Найто – повелитель гравитации, и ничто не удержит его на месте.

– В следующий раз постарайся лучше, – смеётся Найто человеку, открыто, остро. И прыгает вниз, ловимый плотными потоками воздуха, стремительно приближаясь к земле; там же пружинисто приземляясь и уносясь прочь, фору не давая неприятелям.

Найто – не человек. Он спасёт себя сам.

========== «Сердце замерло» (Юко, Сугу) ==========

Комментарий к «Сердце замерло» (Юко, Сугу)

Для #рассказябрь2017.

Часть 2/30.

Мне было тринадцать, когда родители погибли.

Это вспоминается с трудом сейчас, спустя столько времени. Я помню только тёмный тёплый вечер, в который отправились ненадолго в магазин. Помню слабо освещённую трассу и песни из динамика. Помню удар, грохот, нахлынувший мрак, заливший весь мир – и не уходил он ещё долгие месяцы.

Я помню руки брата, держащие мои, его глаза с выражением разбитым, помню, как полыхнула чернота в его ауре, что я уже тогда видела. Я помню, как он сухим – предельно сухим, точно листок из гербария, такой же седой и хрупкий – голосом просил меня немного продержаться.

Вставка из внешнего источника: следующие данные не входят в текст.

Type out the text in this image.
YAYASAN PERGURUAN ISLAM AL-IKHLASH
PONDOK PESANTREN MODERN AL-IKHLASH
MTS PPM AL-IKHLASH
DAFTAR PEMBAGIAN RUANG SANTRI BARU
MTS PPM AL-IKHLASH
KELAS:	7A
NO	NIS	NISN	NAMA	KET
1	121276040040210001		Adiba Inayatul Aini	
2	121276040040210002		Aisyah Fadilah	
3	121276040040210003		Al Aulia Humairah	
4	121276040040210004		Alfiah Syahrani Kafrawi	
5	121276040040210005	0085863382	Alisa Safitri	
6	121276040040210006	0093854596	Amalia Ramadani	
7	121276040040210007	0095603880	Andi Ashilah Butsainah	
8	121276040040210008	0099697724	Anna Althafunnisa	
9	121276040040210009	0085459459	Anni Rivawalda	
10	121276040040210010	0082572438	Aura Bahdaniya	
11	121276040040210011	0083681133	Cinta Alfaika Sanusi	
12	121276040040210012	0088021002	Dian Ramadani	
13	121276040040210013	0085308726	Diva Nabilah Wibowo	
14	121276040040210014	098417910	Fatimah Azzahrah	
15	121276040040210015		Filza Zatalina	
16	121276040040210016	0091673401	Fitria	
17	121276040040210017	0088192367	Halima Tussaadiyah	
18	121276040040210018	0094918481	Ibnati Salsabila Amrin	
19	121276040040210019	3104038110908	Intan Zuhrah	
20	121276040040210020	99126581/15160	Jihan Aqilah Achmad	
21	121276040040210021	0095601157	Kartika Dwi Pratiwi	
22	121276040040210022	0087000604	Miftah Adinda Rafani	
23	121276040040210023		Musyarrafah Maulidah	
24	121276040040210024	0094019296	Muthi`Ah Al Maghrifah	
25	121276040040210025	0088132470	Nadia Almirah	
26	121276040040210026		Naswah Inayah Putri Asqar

Наша дальнейшая жизнь слагалась на нашей работе. Мы оба старались делать всё возможное, чтобы не теряться во мраке, чтобы помнить, кто мы есть и кто мы друг другу. Мы пытались существовать, как раньше, а когда поняли, что это невозможно, стали менять всё под себя.

Но мы были вместе.

Переезд был почти закончен: новая квартирка в дальнем тихом районе города, другая школа, чтобы избежать нелепого лицемерного сочувствия, оборванные связи, всё, чтобы жить по-другому. Мы собирали вещи и большую часть выкидывали, отказываясь от любых напоминаний о семье разбитой. Брат ни за что не держался дольше трёх секунд, и я поняла, почему, только взяв в руки шерстяной мамин свитер.

– Ань, – позвал брат, но я его не услышала. Ладони кололо широкое плетение. Она его сама вязала. Она много чего нам подарила. Я задыхалась, но не отпускала последний кусочек её творения, боясь разжать пальцы. Только вздрогнула, когда брат меня обнял, к себе прижимая. – Ань, отпусти. Всё прошло.

Да, я понимала. Пальцы разжались. Свитер бесформенной тряпкой упал к ногам, но я старалась на него не смотреть. Я закрывала глаза и представляла тишину. Веки же подняла, только когда брат уже всё убрал.

Но, когда я смотрела, как он выкидывает коробку, а из неё вываливается краешек шерстяного рукава – тогда моё сердце замерло. И с тех пор, казалось, начало биться совсем тихо.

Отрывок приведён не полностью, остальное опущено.